By NANETTE LoBIONDO GALLOWAY
LONGPORT – The American Legion Post 469 Monday provided a lasting memorial to five Coast Guardsmen who perish during a daring rescue attempt in the storm of March 6, 1932.
The brief but meaningful service was held at Thomas B. Reed Park following the Coast Guard Station Atlantic City’s annual memorial service held in Atlantic City for Harold Livingston, William Graham, David A. Barnett, Marvin E. Rhordes and William R. Garton, who died trying to rescue the fishing boat “Anna” during the nor’easter storm.

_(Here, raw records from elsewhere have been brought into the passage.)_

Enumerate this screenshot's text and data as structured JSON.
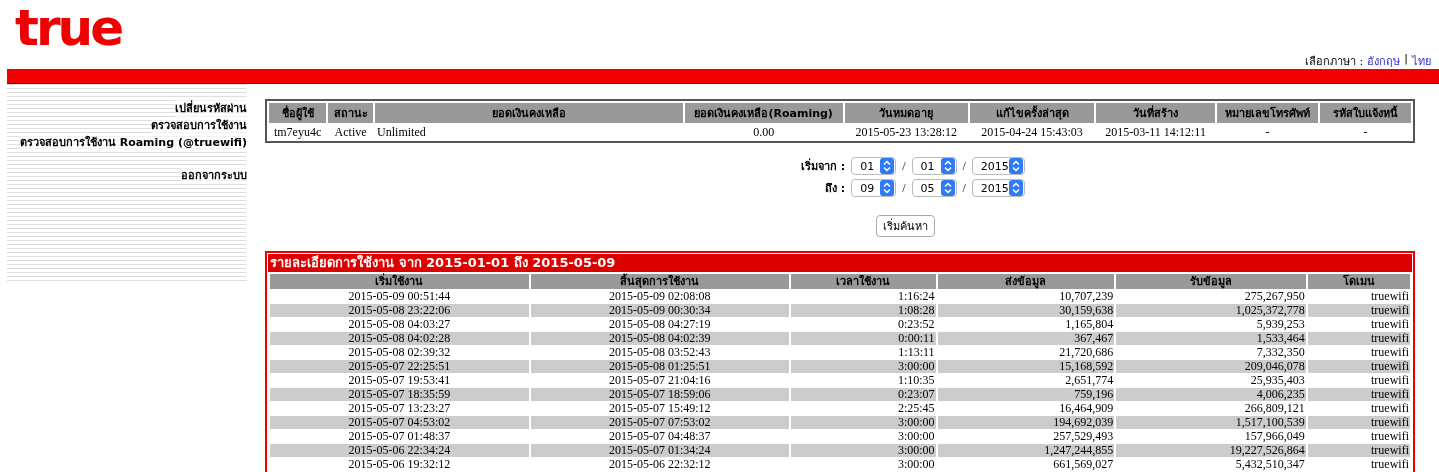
{
  "logo": {
    "text": "true"
  },
  "language": {
    "label": "เลือกภาษา :",
    "options": [
      {
        "label": "อังกฤษ"
      },
      {
        "label": "ไทย"
      }
    ],
    "separator": "|"
  },
  "sidebar": {
    "groups": [
      [
        "เปลี่ยนรหัสผ่าน",
        "ตรวจสอบการใช้งาน",
        "ตรวจสอบการใช้งาน Roaming (@truewifi)"
      ],
      [
        "ออกจากระบบ"
      ]
    ]
  },
  "account_table": {
    "columns": [
      "ชื่อผู้ใช้",
      "สถานะ",
      "ยอดเงินคงเหลือ",
      "ยอดเงินคงเหลือ(Roaming)",
      "วันหมดอายุ",
      "แก้ไขครั้งล่าสุด",
      "วันที่สร้าง",
      "หมายเลขโทรศัพท์",
      "รหัสใบแจ้งหนี้"
    ],
    "rows": [
      [
        "tm7eyu4c",
        "Active",
        "Unlimited",
        "0.00",
        "2015-05-23 13:28:12",
        "2015-04-24 15:43:03",
        "2015-03-11 14:12:11",
        "-",
        "-"
      ]
    ]
  },
  "date_range": {
    "from_label": "เริ่มจาก :",
    "from": [
      "01",
      "01",
      "2015"
    ],
    "to_label": "ถึง :",
    "to": [
      "09",
      "05",
      "2015"
    ],
    "separator": "/",
    "search_button": "เริ่มค้นหา"
  },
  "usage_table": {
    "title": "รายละเอียดการใช้งาน จาก 2015-01-01 ถึง 2015-05-09",
    "columns": [
      "เริ่มใช้งาน",
      "สิ้นสุดการใช้งาน",
      "เวลาใช้งาน",
      "ส่งข้อมูล",
      "รับข้อมูล",
      "โดเมน"
    ],
    "rows": [
      [
        "2015-05-09 00:51:44",
        "2015-05-09 02:08:08",
        "1:16:24",
        "10,707,239",
        "275,267,950",
        "truewifi"
      ],
      [
        "2015-05-08 23:22:06",
        "2015-05-09 00:30:34",
        "1:08:28",
        "30,159,638",
        "1,025,372,778",
        "truewifi"
      ],
      [
        "2015-05-08 04:03:27",
        "2015-05-08 04:27:19",
        "0:23:52",
        "1,165,804",
        "5,939,253",
        "truewifi"
      ],
      [
        "2015-05-08 04:02:28",
        "2015-05-08 04:02:39",
        "0:00:11",
        "367,467",
        "1,533,464",
        "truewifi"
      ],
      [
        "2015-05-08 02:39:32",
        "2015-05-08 03:52:43",
        "1:13:11",
        "21,720,686",
        "7,332,350",
        "truewifi"
      ],
      [
        "2015-05-07 22:25:51",
        "2015-05-08 01:25:51",
        "3:00:00",
        "15,168,592",
        "209,046,078",
        "truewifi"
      ],
      [
        "2015-05-07 19:53:41",
        "2015-05-07 21:04:16",
        "1:10:35",
        "2,651,774",
        "25,935,403",
        "truewifi"
      ],
      [
        "2015-05-07 18:35:59",
        "2015-05-07 18:59:06",
        "0:23:07",
        "759,196",
        "4,006,235",
        "truewifi"
      ],
      [
        "2015-05-07 13:23:27",
        "2015-05-07 15:49:12",
        "2:25:45",
        "16,464,909",
        "266,809,121",
        "truewifi"
      ],
      [
        "2015-05-07 04:53:02",
        "2015-05-07 07:53:02",
        "3:00:00",
        "194,692,039",
        "1,517,100,539",
        "truewifi"
      ],
      [
        "2015-05-07 01:48:37",
        "2015-05-07 04:48:37",
        "3:00:00",
        "257,529,493",
        "157,966,049",
        "truewifi"
      ],
      [
        "2015-05-06 22:34:24",
        "2015-05-07 01:34:24",
        "3:00:00",
        "1,247,244,855",
        "19,227,526,864",
        "truewifi"
      ],
      [
        "2015-05-06 19:32:12",
        "2015-05-06 22:32:12",
        "3:00:00",
        "661,569,027",
        "5,432,510,347",
        "truewifi"
      ]
    ]
  }
}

The plaque installed at the base of the borough’s sundial memorial depicting important dates in U.S. military history, also honored then-Coast Guard’s Commanding Officer Lt. James Turner, the sole survivor of the rescue who went on to become a much-loved leader of the Longport Beach Patrol for more than 20 years under the moniker Capt. Turner.
Legionnaire John Stroebele, a lifeguard who served under Turner’s leadership, relayed the story of the rescue to the small crowd gathered for the ceremony.
Turner’s daughter Mimi and granddaughter Cammy and Mimi’s son-in-law Alan Dolinsky attended the service along with a contingent of Coast Guard and Auxiliary members.
Station Atlantic City Commanding Officer, Lt. Alex Kloo, the 30th commanding officer since Turner’s tenure, said it was “humbling” to see leadership in an unbroken line through the generations.
“New Jersey holds a special place in the history of the USCG and the U.S. Life Saving Service. Some of the very first life and saving outposts were here on the Jersey shore protecting the shipping traffic up and down the coast. The organization has changed through the years from Life Saving Service to the modern day Coast Guard, remembering that history today matters that much more,” he said.
He invited participants to visit the Atlantic City Station to see the plaque installed there that commemorates the “long blue line that has come before us,” he said.